Hiding assets, or creative accounting to save family funds from leaving the family is important to many. I'm sure each state is different, so a good laywer will be able to help you here.
Separate on paper, quit claim deeds (as below),etc. They are all legal. Don't ever allow emotions to control your finances.
I know that some will see this as being unfair to the OC. So be it. None of this is fair and my children are innocent too.
But in many cases, the BW is sitting around feeling sorry for herself. Don't. Get out and get moving. Find out your rights. Do not spend the next 18 years of your life with someone else in control. Defend your home,your kids and yes, that means finances.
Some see this as bitter and mean spirited. Sorry, I don't see it that way. Maybe a BW who stands up and fights back terrifies some. My children come first. Their needs supercede any needs of the OW and her child.
My H and OW made that child, my kids will not pay for it. My H pays child support. But through the efforts of our attorney, all increases to salary are now paid out on a consulting basis, or sent directly to a retirement account. Retirement funds can't be touched. This is perfectly legal.
I know many feel it is unfair and cruel. However, this whole situation is cruel and hurtfull to many. The actions of the UH/OW have huge ripple effect. The OW see it as horribly unfair to her child to be denied. But what did they think? Is the UH supposed to welcome this child with open arms and embrace it? What about his wife and children at home? Their feelings matter too. I am sick to death of reading these OW saying that it is reality, and how the BW has to accpet the OC. Well the OW has to accept that the BW has a voice. She has feelings. She has rights. I read where OW do not want BW anywhere near the OC,as if the only person with rights is the OW. COME ON, GET REAL. The OW has to accept that her child, if the MM wants contact, will be involved with the BW.
Meandering here. Part of the destruction brought on by the EMR is that the OC will not necessarily be thought of in endearing terms. That the BW, by placing her childrens needs first, will probably "screw" the oc. To bad. That is the reality of the situation. The OW have to realize this. The reality is that the laws allow us to do such. The reality is that we, as a couple worked hard and your child will not benefit from it. CS is not a benefit, but necessary. Of that I would never disagree.
I am saddened by how many wives on here feel they don't have a voice. While you are going through this, you have a right to be heard. If your H insists on contact and you feel you just can't, tell him. Get the laywer, get CS for your kids, etc. Cause if he is willing to go against your wishes, again, your marriage will not likely last. POJA is a good idea. Both have to be on board or it is not a marriage.
I am saying protect yourselves. Don't sit back and be a victim.
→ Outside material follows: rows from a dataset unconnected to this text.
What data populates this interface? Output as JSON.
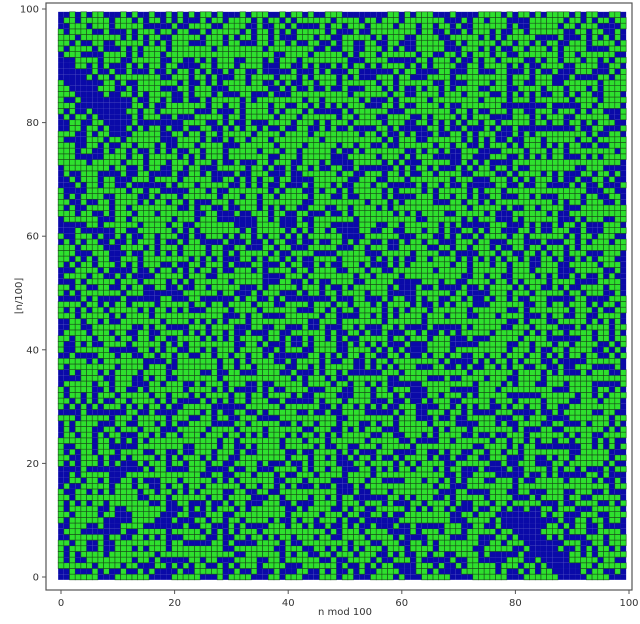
{
  "chart_data": {
    "type": "heatmap",
    "title": "",
    "xlabel": "n mod 100",
    "ylabel": "⌊n/100⌋",
    "xlim": [
      0,
      100
    ],
    "ylim": [
      0,
      100
    ],
    "xticks": [
      "0",
      "20",
      "40",
      "60",
      "80",
      "100"
    ],
    "yticks": [
      "0",
      "20",
      "40",
      "60",
      "80",
      "100"
    ],
    "grid_size": [
      100,
      100
    ],
    "grid": true,
    "legend": "none",
    "colors": {
      "on": "#0a0aa8",
      "off": "#2ee02e",
      "cell_border": "#1a4a1a"
    },
    "note_values": "binary cell states, 100×100, roughly symmetric about the main diagonal; solid blue diagonal bands at top-left and bottom-right corners"
  }
}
Fight back. Don't allow events to unfold without your active participation. It unerves people, to bad. This is your life. Your one and only life. Live it without hassles.
If you and your husband chose to participate in the life of OC. So be it. Just make sure that you are doing it cause you want to, not because anyone pressured you to. Look. We all know OC is innocent of any wrong doing. There is a reality here. The same reality that OW insist that the BW accept the situation, works the other way. OW has to accept that her child, no matter who the father is, in some cases is not going to be welcomed into the family, or ever become a part of it, etc.
Protecting assets is not greedy, it is not mean,it is vital to the financial well being and future of your family. Why do you take deductions at tax time? CAUSE IT IS LEGAL.
Don't allow soem OW or your UH or anyone ever tell you to handle finances with your emotions. That is the dumbest thing you could ever do. It is not wrong to protect your finances. You have insurance don't you? Isn't that to protect your financial future? When it comes to money, always use your head, never your heart.
Don't ever be afraid to stick up for yourself and your life and your children and your finances and your future. You have rights too. You have feelings that are just as valid as anyone else's in this mess. Don't allow anyone to tell you how you have to feel.
People on here think I am angry and bitter cause I protect my children? Cause I don't give a damm about OW? Maybe my words are not politically correct and coddling to some. Maybe my cavalier attitude to OC bothers others. But there is a reality here. This is my life, I am living it. I am not allowing some OW and the OC to direct how I live. I am working hard to save money for the future. If I am gone, then, making darn sure my children are taken care of. That is reality.